State agency to hold hearing on Grandview Golf Course discrimination complaint
A group of African American women were asked to leave, and police eventually called to enforce that request, at Grandview Golf Course on Saturday, April 21. Wochit
The state Human Relations Commission will investigate five black women's claims of discrimination at a York County golf course last month.
The agency announced Thursday, May 24, that a hearing "related to the ongoing issues of racial tension" stemming from the incident at Grandview Golf Course in Dover Township will be held in York County.
The date and location of the hearing has not been announced, the Human Relations Commission stated in a news release.
Commission Executive Director Chad Dion Lassiter pointed to a statute in the state's Human Relations Act, which gives the commission authority for hearings related to racial problems.
"The purpose of the hearing shall be to resolve the problem promptly," the statute reads.
According to the statute, the hearing involves gathering facts from "all the interested parties" and making necessary recommendations which, if not accepted within a reasonable time, may warrant a complaint from the commission.
The incident: The five black women, including York County's NAACP chapter president Sandra Thompson, alleged racial and gender discrimination after they were confronted April 21 by Grandview Golf Course management for allegedly playing too slowly.
The group had started about an hour after their scheduled tee time because of a frost delay, and Thompson said it seemed as though owner — and former county commissioner — Steve Chronister was trying to blame them for the club's backlog when he asked them to leave.
They were the only black female group on the course at the time.
Three members of the group left after nine holes because of the "wrongful treatment," according to a Facebook post by Thompson, but the two remaining were confronted a second time.
Part of the exchange was captured on video, in which Jordan Chronister, Steve Chronister's son and co-owner of the club, can be heard telling the women to remove themselves from the premises.

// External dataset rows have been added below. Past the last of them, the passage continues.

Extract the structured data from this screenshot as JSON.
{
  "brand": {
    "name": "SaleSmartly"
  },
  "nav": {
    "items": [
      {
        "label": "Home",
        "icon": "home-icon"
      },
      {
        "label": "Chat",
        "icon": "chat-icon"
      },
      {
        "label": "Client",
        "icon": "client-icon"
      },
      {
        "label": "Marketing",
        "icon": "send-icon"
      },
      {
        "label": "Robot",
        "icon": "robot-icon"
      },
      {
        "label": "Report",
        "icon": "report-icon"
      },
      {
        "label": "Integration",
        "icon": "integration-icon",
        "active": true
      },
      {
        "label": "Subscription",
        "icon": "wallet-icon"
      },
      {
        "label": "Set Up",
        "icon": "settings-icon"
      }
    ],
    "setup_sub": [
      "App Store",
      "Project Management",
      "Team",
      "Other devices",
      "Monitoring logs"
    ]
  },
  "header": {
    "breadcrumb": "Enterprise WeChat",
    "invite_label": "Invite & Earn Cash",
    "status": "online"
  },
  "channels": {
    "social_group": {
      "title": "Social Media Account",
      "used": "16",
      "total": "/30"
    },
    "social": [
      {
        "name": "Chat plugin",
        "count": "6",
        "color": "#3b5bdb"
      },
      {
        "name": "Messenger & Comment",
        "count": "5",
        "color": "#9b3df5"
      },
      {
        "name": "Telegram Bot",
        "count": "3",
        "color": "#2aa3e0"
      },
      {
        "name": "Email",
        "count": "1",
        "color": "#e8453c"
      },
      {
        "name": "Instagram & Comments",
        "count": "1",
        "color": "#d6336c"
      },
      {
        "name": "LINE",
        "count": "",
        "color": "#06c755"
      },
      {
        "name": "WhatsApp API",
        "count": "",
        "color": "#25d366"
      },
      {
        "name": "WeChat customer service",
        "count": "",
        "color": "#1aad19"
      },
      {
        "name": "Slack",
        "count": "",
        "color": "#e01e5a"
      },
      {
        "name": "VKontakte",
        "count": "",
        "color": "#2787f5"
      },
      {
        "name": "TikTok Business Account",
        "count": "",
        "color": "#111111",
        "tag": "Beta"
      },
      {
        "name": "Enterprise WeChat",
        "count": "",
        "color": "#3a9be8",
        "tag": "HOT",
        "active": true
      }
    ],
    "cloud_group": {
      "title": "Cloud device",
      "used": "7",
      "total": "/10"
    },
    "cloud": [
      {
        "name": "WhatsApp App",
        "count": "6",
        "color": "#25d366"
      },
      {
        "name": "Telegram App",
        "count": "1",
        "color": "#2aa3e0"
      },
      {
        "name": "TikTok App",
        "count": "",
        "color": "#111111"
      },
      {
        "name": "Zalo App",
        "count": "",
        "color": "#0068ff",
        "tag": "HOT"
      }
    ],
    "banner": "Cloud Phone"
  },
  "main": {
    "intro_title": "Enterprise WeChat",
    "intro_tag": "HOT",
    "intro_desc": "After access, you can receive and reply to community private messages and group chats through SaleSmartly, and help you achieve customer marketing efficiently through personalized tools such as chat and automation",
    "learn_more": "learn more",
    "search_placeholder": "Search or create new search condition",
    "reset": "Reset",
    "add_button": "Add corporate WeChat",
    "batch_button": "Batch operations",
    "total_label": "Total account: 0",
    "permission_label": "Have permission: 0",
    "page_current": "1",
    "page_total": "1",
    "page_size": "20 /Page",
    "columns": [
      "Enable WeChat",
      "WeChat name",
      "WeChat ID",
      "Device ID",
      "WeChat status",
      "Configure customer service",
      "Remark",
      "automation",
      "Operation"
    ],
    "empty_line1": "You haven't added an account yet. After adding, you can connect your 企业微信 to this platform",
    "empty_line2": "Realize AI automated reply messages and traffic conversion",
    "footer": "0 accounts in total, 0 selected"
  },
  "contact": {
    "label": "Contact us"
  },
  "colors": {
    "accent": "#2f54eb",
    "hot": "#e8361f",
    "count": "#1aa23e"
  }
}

Police were called to the course twice that day to address the issue but did not interact with the women until the second time, Northern York County Regional Police Chief Mark Bentzel said.
Grandview apologized for the incident in a Facebook post Sunday, April 22, and co-owner JJ Chronister also reached out to the women to apologize.
"Please know that we are taking this issue very seriously," the post reads.
According to the club's scorecard rules, 18-hole rounds must be completed in four hours and 15 minutes, and the group also took an extended break after the ninth hole, JJ Chronister told The York Dispatch.
But Thompson noted in her Facebook post that they finished the front nine in about two hours, and the group behind them also took an extended break after the ninth hole.
State Sen. Vincent Hughes, D-Philadelphia and Montgomery counties, sent a letter to the interim chairman of the state Human Relations Commission requesting an investigation of the incident.